Geoff Nicholson is having a go at all the foibles and obsessions of late twentieth/early twenty first century man/woman. He’s done cars, food, tourism, cinema, gardening, department stores and, of course, sex and drugs and rock’n’roll. In this one he does architecture and living space and, of course, sex and drugs and rock’n’roll. Kelly Howell is a taxi driver in a village in Sussex. She is also the daughter of the most famous architect never to design a house, Christopher Howell, an iconoclastic architect/writer (we get several samples of his writing in the book, including his ideas on the relationship between form and function in building). Ironically and symbolically, Howell père was killed by a giant hand falling on top of him.
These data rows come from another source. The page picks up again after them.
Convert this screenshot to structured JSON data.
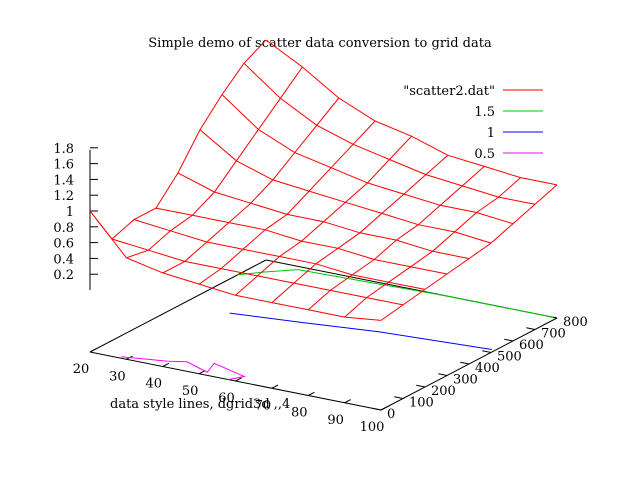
{
  "chart_data": {
    "type": "surface-3d",
    "title": "Simple demo of scatter data conversion to grid data",
    "xlabel": "data style lines, dgrid3d ,,4",
    "ylabel": "",
    "zlabel": "",
    "xlim": [
      20,
      100
    ],
    "ylim": [
      0,
      800
    ],
    "zlim": [
      0,
      1.8
    ],
    "x_ticks": [
      "20",
      "30",
      "40",
      "50",
      "60",
      "70",
      "80",
      "90",
      "100"
    ],
    "y_ticks": [
      "0",
      "100",
      "200",
      "300",
      "400",
      "500",
      "600",
      "700",
      "800"
    ],
    "z_ticks": [
      "0.2",
      "0.4",
      "0.6",
      "0.8",
      "1",
      "1.2",
      "1.4",
      "1.6",
      "1.8"
    ],
    "legend": "top-right",
    "series": [
      {
        "name": "\"scatter2.dat\"",
        "color": "#ff0000",
        "style": "surface-mesh",
        "grid_x": [
          20,
          30,
          40,
          50,
          60,
          70,
          80,
          90,
          100
        ],
        "grid_y": [
          0,
          100,
          200,
          300,
          400,
          500,
          600,
          700,
          800
        ],
        "z": [
          [
            1.0,
            0.5,
            0.4,
            0.35,
            0.3,
            0.3,
            0.3,
            0.3,
            0.35
          ],
          [
            0.5,
            0.45,
            0.4,
            0.4,
            0.4,
            0.4,
            0.4,
            0.4,
            0.4
          ],
          [
            0.6,
            0.55,
            0.5,
            0.5,
            0.5,
            0.5,
            0.45,
            0.45,
            0.45
          ],
          [
            0.6,
            0.6,
            0.6,
            0.6,
            0.55,
            0.55,
            0.5,
            0.5,
            0.5
          ],
          [
            0.9,
            0.75,
            0.7,
            0.65,
            0.65,
            0.6,
            0.6,
            0.55,
            0.55
          ],
          [
            1.3,
            1.0,
            0.85,
            0.8,
            0.75,
            0.7,
            0.65,
            0.65,
            0.6
          ],
          [
            1.6,
            1.25,
            1.05,
            0.95,
            0.85,
            0.8,
            0.75,
            0.75,
            0.7
          ],
          [
            1.85,
            1.5,
            1.25,
            1.1,
            1.0,
            0.9,
            0.85,
            0.8,
            0.8
          ],
          [
            2.0,
            1.75,
            1.45,
            1.25,
            1.15,
            1.0,
            0.95,
            0.9,
            0.9
          ]
        ]
      },
      {
        "name": "1.5",
        "color": "#00cc00",
        "style": "contour",
        "points": [
          [
            20,
            670
          ],
          [
            24,
            720
          ],
          [
            30,
            780
          ],
          [
            70,
            800
          ],
          [
            99,
            800
          ]
        ]
      },
      {
        "name": "1",
        "color": "#0000ff",
        "style": "contour",
        "points": [
          [
            33,
            420
          ],
          [
            50,
            450
          ],
          [
            70,
            490
          ],
          [
            99,
            520
          ]
        ]
      },
      {
        "name": "0.5",
        "color": "#ff00ff",
        "style": "contour",
        "points": [
          [
            28,
            10
          ],
          [
            39,
            40
          ],
          [
            43,
            60
          ],
          [
            51,
            20
          ],
          [
            49,
            85
          ],
          [
            60,
            40
          ],
          [
            58,
            0
          ]
        ]
      }
    ]
  }
}
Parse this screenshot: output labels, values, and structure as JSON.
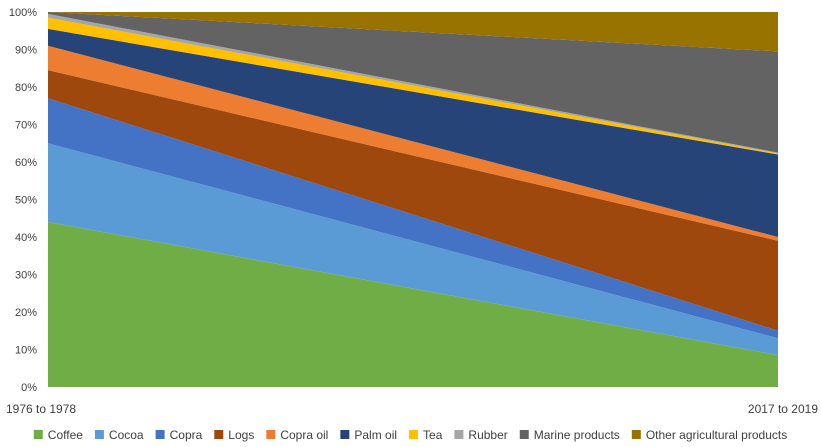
{
  "chart_data": {
    "type": "area",
    "stacked": true,
    "percent": true,
    "categories": [
      "1976 to 1978",
      "2017 to 2019"
    ],
    "y_ticks": [
      "0%",
      "10%",
      "20%",
      "30%",
      "40%",
      "50%",
      "60%",
      "70%",
      "80%",
      "90%",
      "100%"
    ],
    "ylim": [
      0,
      100
    ],
    "legend_position": "bottom",
    "series": [
      {
        "name": "Coffee",
        "color": "#70ad47",
        "values": [
          44,
          8.5
        ]
      },
      {
        "name": "Cocoa",
        "color": "#5b9bd5",
        "values": [
          21,
          4.5
        ]
      },
      {
        "name": "Copra",
        "color": "#4472c4",
        "values": [
          12,
          2
        ]
      },
      {
        "name": "Logs",
        "color": "#9e480e",
        "values": [
          7.5,
          24
        ]
      },
      {
        "name": "Copra oil",
        "color": "#ed7d31",
        "values": [
          6.5,
          1
        ]
      },
      {
        "name": "Palm oil",
        "color": "#264478",
        "values": [
          4.5,
          22
        ]
      },
      {
        "name": "Tea",
        "color": "#ffc000",
        "values": [
          3,
          0.3
        ]
      },
      {
        "name": "Rubber",
        "color": "#a5a5a5",
        "values": [
          1,
          0.2
        ]
      },
      {
        "name": "Marine products",
        "color": "#636363",
        "values": [
          0.5,
          27
        ]
      },
      {
        "name": "Other agricultural products",
        "color": "#997300",
        "values": [
          0,
          10.5
        ]
      }
    ]
  }
}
Kelly, as a good Nicholson heroine, has an obsession with her father and his reputation, despite having had to foist off students, journalists, researchers, etc. eager to find out about her late father.

Enter Jack Dexter. Dexter is an American, visiting the Suffolk village of Carsham, where Kelly lives and works. He engages her services to take her round Suffolk, claiming a recent divorce and an injured leg. She takes him to the obvious places, starting with Southwold and Aldeburgh. They gradually warm to each other, though she seems to remain irritated with him, and end up in bed. But, of course, something has to happen and it does. He reveals that, contrary to what she had thought, he does know of her father (and her) and came with the express purpose of meeting her. Her anger is soon tempered, when she finds out that his father knew her father and that her father actually did design a house for his father, which is still extant. They head off to California to see it. In good Nicholson fashion, there is a cataclysmic climax and, as the title so wittily explains, there are ruins everywhere.

Nicholson is, of course, concerned with living space and how we relate to it and how it affects us, from geodesic domes to the ruins of the title, both old ones and new ones. Kelly has a strange converted chapel as a home (which was featured in a magazine) which clearly expresses her wayward personality as the house her father designed in California may well have expressed his. But Nicholson has an apocalyptic vision and, despite the final line, She didn’t feel remotely ruined, this is one more of his guides on our road to ruin.